Church on Sunday was a wonderful experience. I found that when Americans are speaking french about gospel related topics it is very easy to understand. There is a fair share of Americans in the Paris Ward and there are 6 sets of missionaries! Six! For one ward! This guy got up to bear his testimony and you could almost feel the tension in the room. He was one of those guys that gets up every month and embaresses himself and makes everyone uncomfortable. He proceeded to talk about his belief in Napoleon Bonapartes ideals, read a poem that he had written, and some other stuff I didn't quite understand before the bishop put a note on the pulpit which I am sure said something along the lines of wrap it up. He did and everybody breathed a sigh of relief. Thank goodness for people like that to keep things interesting.
After church this great family from Utah invited us over for dinner. The shirtliffs have been living here for a few years because of his work and they had a ton of different American members of the church over for dinner. It was a real homey Sunday dinner feel and it did the heart good to feel that familiar family spirit in a foreign country.

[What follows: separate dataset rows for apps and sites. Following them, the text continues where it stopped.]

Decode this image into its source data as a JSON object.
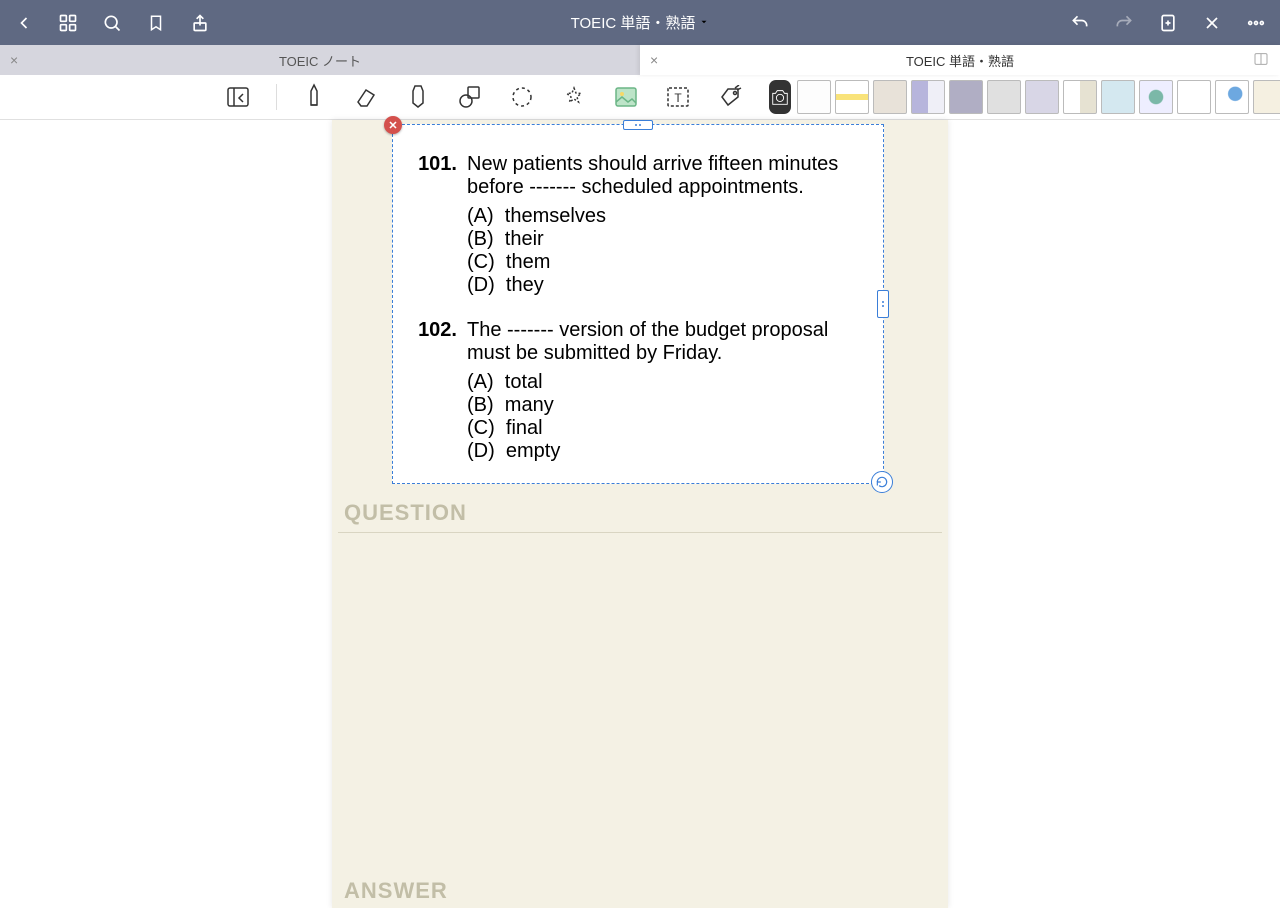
{
  "header": {
    "title": "TOEIC 単語・熟語"
  },
  "tabs": [
    {
      "label": "TOEIC ノート",
      "active": false
    },
    {
      "label": "TOEIC 単語・熟語",
      "active": true
    }
  ],
  "page_labels": {
    "question": "QUESTION",
    "answer": "ANSWER"
  },
  "questions": [
    {
      "number": "101.",
      "text": "New patients should arrive fifteen minutes before ------- scheduled appointments.",
      "options": [
        {
          "letter": "(A)",
          "text": "themselves"
        },
        {
          "letter": "(B)",
          "text": "their"
        },
        {
          "letter": "(C)",
          "text": "them"
        },
        {
          "letter": "(D)",
          "text": "they"
        }
      ]
    },
    {
      "number": "102.",
      "text": "The ------- version of the budget proposal must be submitted by Friday.",
      "options": [
        {
          "letter": "(A)",
          "text": "total"
        },
        {
          "letter": "(B)",
          "text": "many"
        },
        {
          "letter": "(C)",
          "text": "final"
        },
        {
          "letter": "(D)",
          "text": "empty"
        }
      ]
    }
  ]
}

One of my favorite things about music festivals like this is the quality of concerts that we get to attend. Whether it is your peers or musicians that come from all over to teach master classes and perform it is spectacular and powerful. Last night Dr. Boyle accompanied this man with an amazingly beautiful baritone voice. They played song cycles by Schuman, Barber, and Dr. Boyle, and the music was awe inspiring. Afterward a man walked up to the baritone and kissed him on the mouth which left the thought in everyone's mind "Is that like a french thing....... or are those two old gay lovers." Either way its kind of weird and best not to think about.
Another thing that often accompanies shifting your bodies schedule ahead 9 hours is illness and I have had my share of that. I have had pretty bad fevers for the past little bit that have spiraled into a nasty cough. Anyway I have taken advantage of this misfortune by sleeping till 12, taking lots of tylenol, and going to the park to read A Tale of Two Cities. Reading a famous book about Paris, while one is in Paris, feels rather epic.

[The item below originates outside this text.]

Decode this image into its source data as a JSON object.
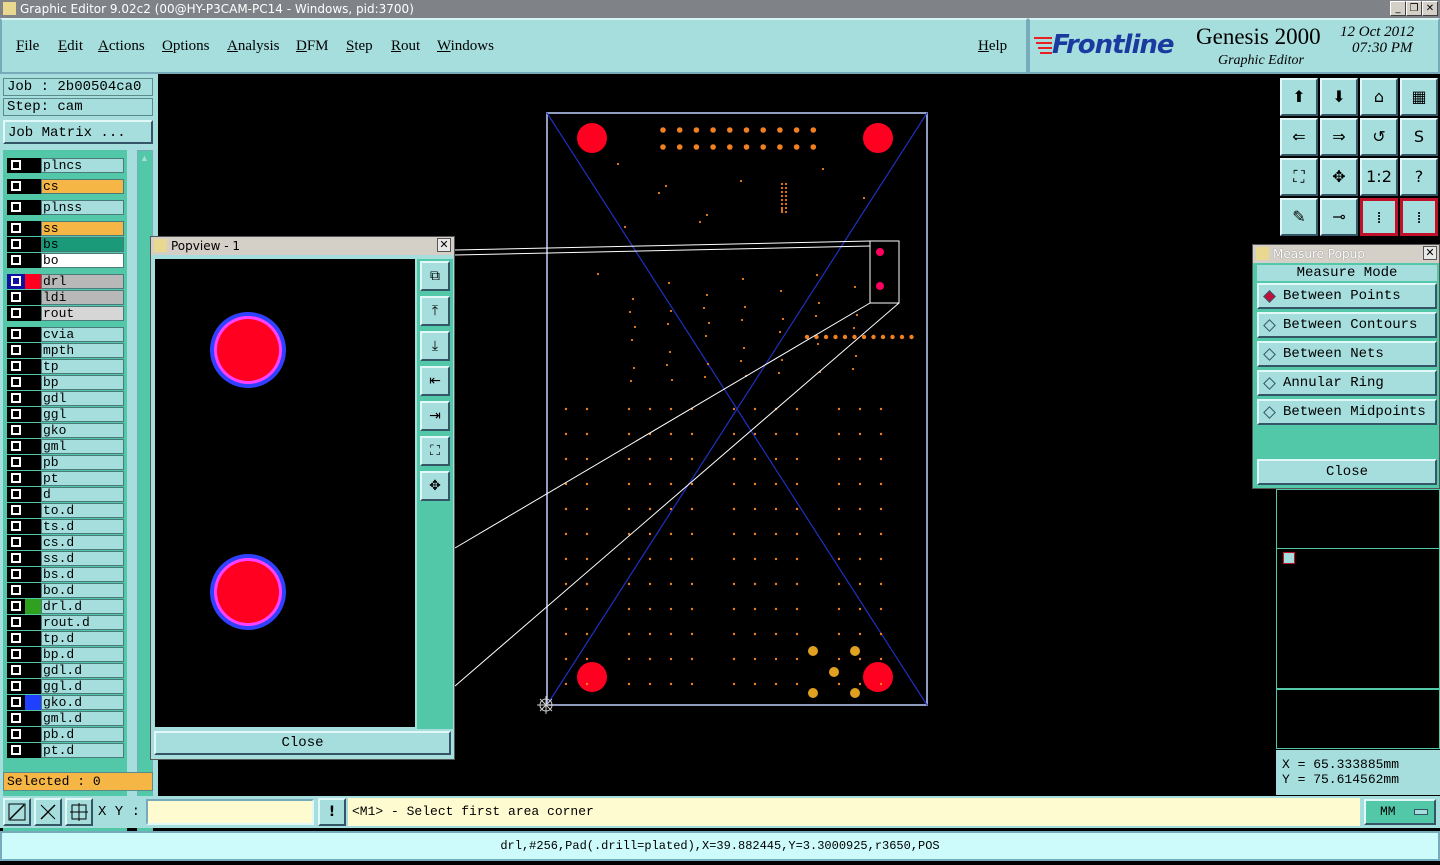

One thing that amazes me is the way the economy runs here. It seems to thrive on small buisnesses. Where as in the United States when one opens up a restaurant it is either going to have crazy success if it catches on, or fail. Here they are everywhere. People make their whole livelihoods off small crepe stands, little pastry shops, and other small buisness ventures. One can go get a degree of making bread and cheese here and start a buisness with little fear of it failing. It is something that Americans with our walmarts, fast food, and huge chains of convenient stores find kind of baffling. I walked around for a couple of hours tonight and saw hundreds of full cafes. The Mcdonalds were full too of course, but France is going in a direction that way that I find admirable in a lot of ways.
Well anyway one week from now at Midnight we will be watching Harry Potter 8 or 9 hours before you do. The Harry Potter craze is just as big here as anywhere. There are posters everywhere. I think that a French Harry Potter Midnight experience will certainly be memorable and might be fun to write about. Bon soir.
Ryan
Stop it with the cafes already; you're making me salivate! Bring me back a pastry.